Mais il évoque aussi une autre direction de recherche : celle
de "nouvelles mathématiques" permettant de modéliser
le vivant. Si aucune des perspectives actuelles ne lui paraît
pour le moment apporter beaucoup d'espoir, Rodney Brooks ne désespère
pas : il termine son article en imaginant qu'une théorie
mathématique simple mais totalement dérangeante par
rapport à ce que l'on connaît aujourd'hui pourrait
prochainement surgir et bouleverser notre vision des systèmes.
Quand et à quelle occasion ? Nul d'après lui ne peut
actuellement le prédire.
Ajoutons pourtant ici qu'en ce qui concerne le "mystère"
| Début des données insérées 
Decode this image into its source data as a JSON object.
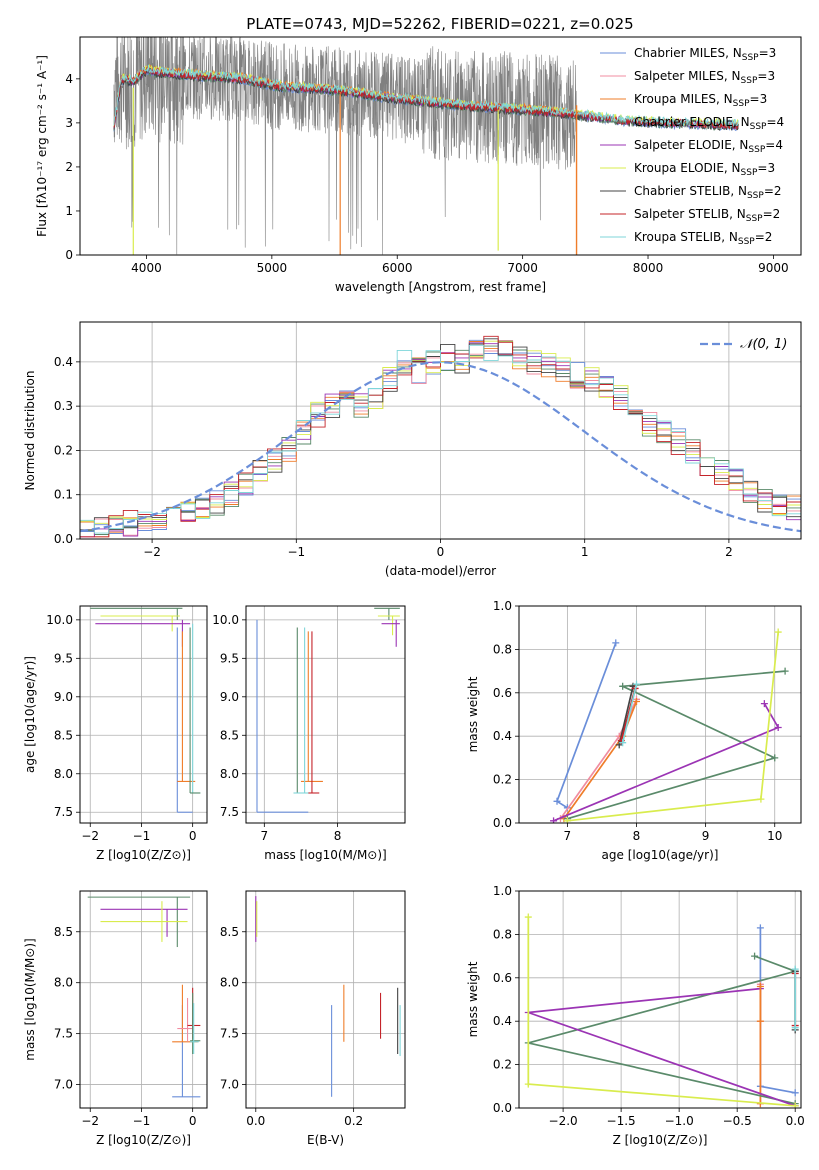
{
  "figure_title": "PLATE=0743, MJD=52262, FIBERID=0221, z=0.025",
  "colors": {
    "blue": "#6a8ed9",
    "pink": "#f08ca0",
    "orange": "#ef7d2a",
    "green": "#5a8a6a",
    "purple": "#9b34b4",
    "yellow": "#d9ec4e",
    "dark": "#444444",
    "red": "#c4242a",
    "cyan": "#7fd6d9",
    "gray": "#808080"
  },
  "chart_data": [
    {
      "id": "spectrum",
      "type": "line",
      "xlabel": "wavelength [Angstrom, rest frame]",
      "ylabel": "Flux [fλ10⁻¹⁷ erg cm⁻² s⁻¹ A⁻¹]",
      "xlim": [
        3470,
        9220
      ],
      "ylim": [
        0,
        4.95
      ],
      "xticks": [
        4000,
        5000,
        6000,
        7000,
        8000,
        9000
      ],
      "yticks": [
        0,
        1,
        2,
        3,
        4
      ],
      "grid": false,
      "legend": "top-right",
      "data_range": [
        3740,
        7430
      ],
      "model_extension_range": [
        7430,
        8720
      ],
      "legend_entries": [
        {
          "name": "Chabrier MILES, N",
          "sub": "SSP",
          "suffix": "=3",
          "color": "#6a8ed9"
        },
        {
          "name": "Salpeter MILES, N",
          "sub": "SSP",
          "suffix": "=3",
          "color": "#f08ca0"
        },
        {
          "name": "Kroupa MILES, N",
          "sub": "SSP",
          "suffix": "=3",
          "color": "#ef7d2a"
        },
        {
          "name": "Chabrier ELODIE, N",
          "sub": "SSP",
          "suffix": "=4",
          "color": "#5a8a6a"
        },
        {
          "name": "Salpeter ELODIE, N",
          "sub": "SSP",
          "suffix": "=4",
          "color": "#9b34b4"
        },
        {
          "name": "Kroupa ELODIE, N",
          "sub": "SSP",
          "suffix": "=3",
          "color": "#d9ec4e"
        },
        {
          "name": "Chabrier STELIB, N",
          "sub": "SSP",
          "suffix": "=2",
          "color": "#444444"
        },
        {
          "name": "Salpeter STELIB, N",
          "sub": "SSP",
          "suffix": "=2",
          "color": "#c4242a"
        },
        {
          "name": "Kroupa STELIB, N",
          "sub": "SSP",
          "suffix": "=2",
          "color": "#7fd6d9"
        }
      ],
      "continuum_x": [
        3740,
        3800,
        3900,
        4000,
        4100,
        4300,
        4500,
        4800,
        5000,
        5200,
        5500,
        6000,
        6500,
        7000,
        7400,
        7800,
        8200,
        8700
      ],
      "continuum_y": [
        3.9,
        4.0,
        3.95,
        4.2,
        4.15,
        4.1,
        4.05,
        4.0,
        3.85,
        3.8,
        3.75,
        3.55,
        3.4,
        3.3,
        3.2,
        3.05,
        3.0,
        2.95
      ]
    },
    {
      "id": "residuals",
      "type": "bar",
      "xlabel": "(data-model)/error",
      "ylabel": "Normed distribution",
      "xlim": [
        -2.5,
        2.5
      ],
      "ylim": [
        0,
        0.49
      ],
      "xticks": [
        -2,
        -1,
        0,
        1,
        2
      ],
      "yticks": [
        0.0,
        0.1,
        0.2,
        0.3,
        0.4
      ],
      "grid": true,
      "legend": "top-right",
      "legend_label": "𝒩(0, 1)",
      "legend_color": "#6a8ed9",
      "bin_width": 0.1,
      "bin_start": -2.5,
      "hist_values": [
        0.02,
        0.025,
        0.03,
        0.035,
        0.04,
        0.05,
        0.055,
        0.06,
        0.07,
        0.08,
        0.1,
        0.12,
        0.15,
        0.18,
        0.2,
        0.24,
        0.28,
        0.3,
        0.32,
        0.3,
        0.32,
        0.36,
        0.4,
        0.38,
        0.4,
        0.41,
        0.4,
        0.42,
        0.43,
        0.42,
        0.41,
        0.4,
        0.39,
        0.38,
        0.37,
        0.36,
        0.34,
        0.32,
        0.3,
        0.26,
        0.24,
        0.22,
        0.2,
        0.17,
        0.15,
        0.13,
        0.11,
        0.09,
        0.08,
        0.07,
        0.065,
        0.06,
        0.055,
        0.05,
        0.04,
        0.035,
        0.03,
        0.03,
        0.028,
        0.025
      ]
    },
    {
      "id": "age-Z",
      "type": "scatter",
      "xlabel": "Z [log10(Z/Z⊙)]",
      "ylabel": "age  [log10(age/yr)]",
      "xlim": [
        -2.2,
        0.28
      ],
      "ylim": [
        7.36,
        10.18
      ],
      "xticks": [
        -2,
        -1,
        0
      ],
      "yticks": [
        7.5,
        8.0,
        8.5,
        9.0,
        9.5,
        10.0
      ],
      "grid": true
    },
    {
      "id": "age-mass",
      "type": "scatter",
      "xlabel": "mass [log10(M/M⊙)]",
      "xlim": [
        6.75,
        8.92
      ],
      "ylim": [
        7.36,
        10.18
      ],
      "xticks": [
        7,
        8
      ],
      "yticks": [
        7.5,
        8.0,
        8.5,
        9.0,
        9.5,
        10.0
      ],
      "grid": true
    },
    {
      "id": "weight-age",
      "type": "line",
      "xlabel": "age  [log10(age/yr)]",
      "ylabel": "mass weight",
      "xlim": [
        6.3,
        10.38
      ],
      "ylim": [
        0,
        1.0
      ],
      "xticks": [
        7,
        8,
        9,
        10
      ],
      "yticks": [
        0.0,
        0.2,
        0.4,
        0.6,
        0.8,
        1.0
      ],
      "grid": true
    },
    {
      "id": "mass-Z",
      "type": "scatter",
      "xlabel": "Z [log10(Z/Z⊙)]",
      "ylabel": "mass [log10(M/M⊙)]",
      "xlim": [
        -2.2,
        0.28
      ],
      "ylim": [
        6.77,
        8.9
      ],
      "xticks": [
        -2,
        -1,
        0
      ],
      "yticks": [
        7.0,
        7.5,
        8.0,
        8.5
      ],
      "grid": true
    },
    {
      "id": "mass-EBV",
      "type": "scatter",
      "xlabel": "E(B-V)",
      "xlim": [
        -0.02,
        0.305
      ],
      "ylim": [
        6.77,
        8.9
      ],
      "xticks": [
        0.0,
        0.2
      ],
      "yticks": [
        7.0,
        7.5,
        8.0,
        8.5
      ],
      "grid": true
    },
    {
      "id": "weight-Z",
      "type": "line",
      "xlabel": "Z [log10(Z/Z⊙)]",
      "ylabel": "mass weight",
      "xlim": [
        -2.38,
        0.05
      ],
      "ylim": [
        0,
        1.0
      ],
      "xticks": [
        -2.0,
        -1.5,
        -1.0,
        -0.5,
        0.0
      ],
      "yticks": [
        0.0,
        0.2,
        0.4,
        0.6,
        0.8,
        1.0
      ],
      "grid": true
    }
  ],
  "models": [
    {
      "color": "#6a8ed9",
      "ebv": 0.16,
      "ssp": [
        {
          "age": 6.85,
          "z": -0.3,
          "w": 0.1,
          "mass": 6.88
        },
        {
          "age": 7.0,
          "z": 0.0,
          "w": 0.07,
          "mass": 7.5
        },
        {
          "age": 7.7,
          "z": -0.3,
          "w": 0.83,
          "mass": 7.72
        }
      ]
    },
    {
      "color": "#f08ca0",
      "ebv": 0.18,
      "ssp": [
        {
          "age": 6.9,
          "z": -0.3,
          "w": 0.02,
          "mass": 7.55
        },
        {
          "age": 7.75,
          "z": -0.3,
          "w": 0.4,
          "mass": 7.5
        },
        {
          "age": 8.0,
          "z": -0.3,
          "w": 0.57,
          "mass": 7.75
        }
      ]
    },
    {
      "color": "#ef7d2a",
      "ebv": 0.18,
      "ssp": [
        {
          "age": 6.95,
          "z": -0.3,
          "w": 0.02,
          "mass": 7.42
        },
        {
          "age": 7.8,
          "z": -0.3,
          "w": 0.4,
          "mass": 7.9
        },
        {
          "age": 8.0,
          "z": -0.3,
          "w": 0.56,
          "mass": 7.95
        }
      ]
    },
    {
      "color": "#5a8a6a",
      "ebv": 0.29,
      "ssp": [
        {
          "age": 7.0,
          "z": 0.0,
          "w": 0.02,
          "mass": 7.43
        },
        {
          "age": 10.0,
          "z": -2.3,
          "w": 0.3,
          "mass": 8.84
        },
        {
          "age": 10.15,
          "z": -0.35,
          "w": 0.7,
          "mass": 8.84
        },
        {
          "age": 7.8,
          "z": 0.0,
          "w": 0.63,
          "mass": 7.43
        }
      ]
    },
    {
      "color": "#9b34b4",
      "ebv": 0.0,
      "ssp": [
        {
          "age": 6.8,
          "z": 0.0,
          "w": 0.01,
          "mass": 8.72
        },
        {
          "age": 9.85,
          "z": -0.3,
          "w": 0.55,
          "mass": 8.72
        },
        {
          "age": 10.05,
          "z": -2.3,
          "w": 0.44,
          "mass": 8.72
        }
      ]
    },
    {
      "color": "#d9ec4e",
      "ebv": 0.0,
      "ssp": [
        {
          "age": 7.0,
          "z": 0.0,
          "w": 0.01,
          "mass": 8.6
        },
        {
          "age": 9.8,
          "z": -2.3,
          "w": 0.11,
          "mass": 8.6
        },
        {
          "age": 10.05,
          "z": -2.3,
          "w": 0.88,
          "mass": 8.6
        }
      ]
    },
    {
      "color": "#444444",
      "ebv": 0.29,
      "ssp": [
        {
          "age": 7.75,
          "z": 0.0,
          "w": 0.36,
          "mass": 7.45
        },
        {
          "age": 7.95,
          "z": 0.0,
          "w": 0.63,
          "mass": 7.45
        }
      ]
    },
    {
      "color": "#c4242a",
      "ebv": 0.26,
      "ssp": [
        {
          "age": 7.78,
          "z": 0.0,
          "w": 0.38,
          "mass": 7.58
        },
        {
          "age": 7.98,
          "z": 0.0,
          "w": 0.62,
          "mass": 7.58
        }
      ]
    },
    {
      "color": "#7fd6d9",
      "ebv": 0.3,
      "ssp": [
        {
          "age": 7.8,
          "z": 0.0,
          "w": 0.37,
          "mass": 7.42
        },
        {
          "age": 8.0,
          "z": 0.0,
          "w": 0.64,
          "mass": 7.42
        }
      ]
    }
  ]
}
de la vie, les biologistes ne restent pas inactifs. Le fait que
celui-ci échappe encore à la modélisation physique
et chimique perturbe actuellement beaucoup d'entre eux. Pourquoi
par exemple n'est-on toujours pas capable de fabriquer en laboratoire
des molécules réplicatives analogues à celles
qui ont permis la synthèse de la vie ? Dans l'infinité
des possibles, quelque chose a-t-il guidé les premières
molécules réplicatives pour sélectionner les
caractères ayant permis l'émergence des organisations
cellulaires ?
Nous avons indiqué dans notre éditorial
que le généticien écossais Johnjoe Mac
Fadden croit avoir trouvé dans la mécanique quantique
une réponse à ces questions (et ceci sans faire appel
aux théories plus ou moins fumeuses de Penrose et Eccles).
A-t-il fourni une clef utilisable, y compris en intelligence artificielle?
Johnjoe MacFadden le croit. Avec le développement des nanotechnologies
l'informatique atteint l'atome sinon la particule et rejoindra sans
doute vite un espace où des logiques communes à la
vie et à l'artificiel pourront être envisagées.
Dans des perspectives relevant cette fois-ci de l'informatique
et de l'organisation des systèmes, d'autres scientifiques
pensent avoir trouvé à la question posée par
Rodney Brooks des réponses ressortissant de l'intelligence
artificielle des systèmes multi-agents, réponses qui
ne demanderaient que quelques moyens de développement pour
voir le jour.
Bref, il n'est peut-être pas illusoire d'imaginer que la
grande et belle inconnue de Rodney Brooks puisse très prochainement
commencer à se dévoiler. Comme il le dit dans sa conclusion,
ce serait surprenant, délicieux et excitant.